A mãe dele ainda brindou aos “novos começos”.

Eu não discuti.

Porque sabia algo que eles pareciam ter esquecido: Whitmore Holdings só continuava de pé graças à garantia financeira que eu tinha dado ao banco.

Quando Daniel exigiu que eu assinasse a renovação, abri a pasta cinzenta.

Mas retirei uma notificação de retirada da garantia já assinada.
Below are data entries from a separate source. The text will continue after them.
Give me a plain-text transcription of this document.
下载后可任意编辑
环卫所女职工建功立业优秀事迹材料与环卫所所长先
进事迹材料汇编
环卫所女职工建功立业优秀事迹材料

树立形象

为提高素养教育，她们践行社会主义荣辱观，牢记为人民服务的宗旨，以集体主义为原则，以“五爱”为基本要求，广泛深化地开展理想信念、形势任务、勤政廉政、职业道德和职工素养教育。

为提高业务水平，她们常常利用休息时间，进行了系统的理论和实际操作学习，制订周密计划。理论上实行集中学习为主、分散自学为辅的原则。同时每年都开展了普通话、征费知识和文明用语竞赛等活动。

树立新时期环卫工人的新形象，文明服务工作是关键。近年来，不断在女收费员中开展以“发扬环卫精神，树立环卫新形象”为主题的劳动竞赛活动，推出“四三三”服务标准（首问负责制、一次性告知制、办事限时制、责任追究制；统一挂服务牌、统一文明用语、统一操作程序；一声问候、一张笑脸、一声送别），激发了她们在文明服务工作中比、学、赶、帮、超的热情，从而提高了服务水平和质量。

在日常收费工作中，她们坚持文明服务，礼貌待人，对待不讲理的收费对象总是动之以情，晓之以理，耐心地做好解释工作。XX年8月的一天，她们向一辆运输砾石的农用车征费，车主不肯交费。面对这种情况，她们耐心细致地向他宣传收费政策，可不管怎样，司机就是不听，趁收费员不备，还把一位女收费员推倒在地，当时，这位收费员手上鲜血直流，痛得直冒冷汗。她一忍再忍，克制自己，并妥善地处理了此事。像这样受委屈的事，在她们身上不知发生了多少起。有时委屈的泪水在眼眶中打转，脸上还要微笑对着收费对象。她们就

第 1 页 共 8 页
A advogada do banco confirmou através do altifalante:

— Nesse caso, o controlo provisório será transferido para a única credora protegida: a senhora Carter.

Daniel ficou pálido.

Então surgiu uma descoberta ainda pior.

Uma auditoria revelou que ele tinha transferido milhões da empresa para uma conta ligada a Vanessa.

Ela tentou sair discretamente, mas já era tarde.

Nos dias seguintes, Daniel perdeu o cargo de diretor executivo, várias contas foram congeladas e começou uma investigação por fraude e uso indevido de fundos da empresa.

Assumi temporariamente o controlo apenas para proteger os trabalhadores e reorganizar a empresa.

Depois pedi o divórcio.

Vanessa deixou Daniel assim que percebeu que o dinheiro e o poder tinham desaparecido.

Meses mais tarde, Margaret procurou-me e pediu que eu pensasse “na família”.

Sorri.

— Durante oito anos, chamaram-lhe família quando precisavam do meu silêncio e negócios quando precisavam do meu dinheiro. Agora acabou.

Daniel pensou que me humilharia ao dar o meu lugar a outra mulher.

Na verdade, naquele almoço deu-me a melhor razão possível para nunca mais voltar.